Diuraikan lebih lanjut bahwa kelompok ini mencakup usaha pengangkutan penumpang dengan kendaraan bermotor roda dua seperti ojek sepeda motor.
Untuk itu, dalam merespon dinamika isu perlindungan konsumen tersebut BPKN RI sudah merampungkan
kajian dan Focus Group Disccusion (FGD) tentang transportasi berbasis online dengan mengundang seluruh
stakeholders. Antara lain Ketua Indonesia Telecomunication Users Group (IDTUG), Plt Sekjen Komisi Pengawas
Persaingan Usaha (KPPU), Ketua Bidang Riset dan Advokasi Masyarakat Transportasi Indonesia (MTI),
termasuk perwakilan dari Kementerian Perhubungan pada tanggal 22 Oktober 2015.

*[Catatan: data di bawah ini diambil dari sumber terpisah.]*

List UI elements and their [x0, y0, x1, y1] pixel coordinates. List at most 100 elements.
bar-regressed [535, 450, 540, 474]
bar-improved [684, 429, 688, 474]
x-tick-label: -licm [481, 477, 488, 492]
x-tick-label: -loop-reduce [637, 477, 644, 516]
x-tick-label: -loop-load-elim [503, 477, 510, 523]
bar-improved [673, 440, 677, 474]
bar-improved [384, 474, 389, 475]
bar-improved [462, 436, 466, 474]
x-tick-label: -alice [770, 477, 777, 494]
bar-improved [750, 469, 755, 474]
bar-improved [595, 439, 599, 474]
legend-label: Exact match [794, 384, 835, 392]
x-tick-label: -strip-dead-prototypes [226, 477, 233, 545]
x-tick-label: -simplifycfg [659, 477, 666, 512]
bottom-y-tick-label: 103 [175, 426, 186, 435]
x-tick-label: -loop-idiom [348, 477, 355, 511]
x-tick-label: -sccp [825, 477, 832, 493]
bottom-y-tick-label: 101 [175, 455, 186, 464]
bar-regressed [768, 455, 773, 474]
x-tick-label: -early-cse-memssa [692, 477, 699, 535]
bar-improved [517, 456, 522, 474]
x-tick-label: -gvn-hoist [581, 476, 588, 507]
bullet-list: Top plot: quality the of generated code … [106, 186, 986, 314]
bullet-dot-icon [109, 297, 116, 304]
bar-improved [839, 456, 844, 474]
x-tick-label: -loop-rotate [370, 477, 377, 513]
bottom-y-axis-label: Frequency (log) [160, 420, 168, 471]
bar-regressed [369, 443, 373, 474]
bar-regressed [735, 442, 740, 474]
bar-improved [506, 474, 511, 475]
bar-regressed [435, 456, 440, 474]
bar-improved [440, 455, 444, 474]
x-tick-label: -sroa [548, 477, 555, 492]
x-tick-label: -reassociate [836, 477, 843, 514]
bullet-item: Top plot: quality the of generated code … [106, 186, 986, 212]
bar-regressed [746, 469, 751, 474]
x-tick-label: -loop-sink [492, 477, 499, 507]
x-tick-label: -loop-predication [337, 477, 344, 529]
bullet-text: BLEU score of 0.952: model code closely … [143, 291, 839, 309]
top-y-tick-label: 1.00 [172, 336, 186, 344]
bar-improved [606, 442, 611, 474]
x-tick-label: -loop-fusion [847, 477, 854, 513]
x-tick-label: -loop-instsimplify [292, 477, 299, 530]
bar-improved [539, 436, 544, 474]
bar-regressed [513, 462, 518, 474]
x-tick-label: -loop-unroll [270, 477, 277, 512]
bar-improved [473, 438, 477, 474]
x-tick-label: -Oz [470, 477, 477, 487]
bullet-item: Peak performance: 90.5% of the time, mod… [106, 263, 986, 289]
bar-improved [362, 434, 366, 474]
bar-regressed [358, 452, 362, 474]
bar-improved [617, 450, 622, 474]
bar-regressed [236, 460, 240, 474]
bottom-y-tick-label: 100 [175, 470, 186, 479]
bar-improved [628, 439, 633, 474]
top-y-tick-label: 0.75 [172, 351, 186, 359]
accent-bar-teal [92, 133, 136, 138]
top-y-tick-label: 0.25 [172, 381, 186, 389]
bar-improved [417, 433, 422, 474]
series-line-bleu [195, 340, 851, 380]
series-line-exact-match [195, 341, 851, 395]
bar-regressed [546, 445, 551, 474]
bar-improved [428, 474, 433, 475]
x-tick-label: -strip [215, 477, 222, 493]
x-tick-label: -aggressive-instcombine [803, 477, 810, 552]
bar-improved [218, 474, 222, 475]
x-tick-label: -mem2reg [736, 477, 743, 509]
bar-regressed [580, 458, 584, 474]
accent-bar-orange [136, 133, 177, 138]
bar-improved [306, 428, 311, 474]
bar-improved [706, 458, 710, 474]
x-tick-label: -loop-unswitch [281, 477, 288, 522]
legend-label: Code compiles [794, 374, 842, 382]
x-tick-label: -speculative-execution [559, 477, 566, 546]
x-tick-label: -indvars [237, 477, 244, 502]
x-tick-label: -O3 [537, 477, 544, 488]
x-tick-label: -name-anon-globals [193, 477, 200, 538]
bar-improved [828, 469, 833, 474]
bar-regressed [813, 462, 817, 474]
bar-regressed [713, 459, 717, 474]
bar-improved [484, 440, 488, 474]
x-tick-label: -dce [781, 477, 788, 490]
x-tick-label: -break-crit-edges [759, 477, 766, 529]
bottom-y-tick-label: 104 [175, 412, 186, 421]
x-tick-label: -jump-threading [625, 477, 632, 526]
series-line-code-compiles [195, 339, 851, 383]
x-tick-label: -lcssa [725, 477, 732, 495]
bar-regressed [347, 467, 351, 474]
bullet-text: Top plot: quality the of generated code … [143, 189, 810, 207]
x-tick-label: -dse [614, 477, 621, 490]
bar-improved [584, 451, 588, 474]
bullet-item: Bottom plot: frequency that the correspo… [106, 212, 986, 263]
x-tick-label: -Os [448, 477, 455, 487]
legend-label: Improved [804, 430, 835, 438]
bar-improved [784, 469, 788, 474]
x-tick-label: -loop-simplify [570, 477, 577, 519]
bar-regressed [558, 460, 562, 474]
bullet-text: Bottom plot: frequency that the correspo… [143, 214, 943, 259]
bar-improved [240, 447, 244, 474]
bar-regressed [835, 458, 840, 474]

Kegiatan itu dihadiri oleh perserta dari barbagai pewakilan antara lain Dit Pemberdayaan Konsumen Kementerian Perdagangan, Dit Keamanan Informasi, Kemenkominfo, Dinas Perhubungan DKI Jakarta, Ketua Organisasi Angkutan Darat (ORGANDA), Ketua Yayasan Lembaga Konsumen Indonesia (YLKI), Ketua Badan Regulasi Telekomunikasi Indonesia (BRTI), Dit Kebijakan dan Pengawasan Sistem Pembayaran, Bank Indonesia, Ketua Asosiasi E-commerce Indonesia (idEA), Masyarakat Transportasi Indonesia (MTI), dan beberapa pelaku usaha jasa angkuran berbasis daring, seperti UBER.
Berdasarkan hasil tersebut, menjadi pokok-pokok dengan mengeluarkan saran dan rekomendasi kepada pemerintah tentang keberadaan transportasi tersebut.
“David Tobing berharap seluruh stakeholders termasuk kepolisian tidak gegabah dalam melakukan tindakan
mengingat banyak sekali pekerja yang menjalankan lapangan usaha kendaraan angkutan ojek ini untuk mencari
nafkah dan dilain pihak banyak sekali masyarakat atau konsumen yang membutuhkannya di tengah-tengah
carut marutnya angkutan umum saat ini. Pelarangan tersebut berpotensi adanya pelanggaran hak asasi
manusia (HAM)."
"Jika pelaku usaha transportasi yang dilarang ini belum atau tidak membayar pajak, justru di
sinilah pentingnya peran Pemerintah melakukan pembinaan. Jika dibina dengan benar dan bebas dari
pungutan-pungutan liar, mereka juga berpotensi sebagai pembayar pajak," lanjutnya.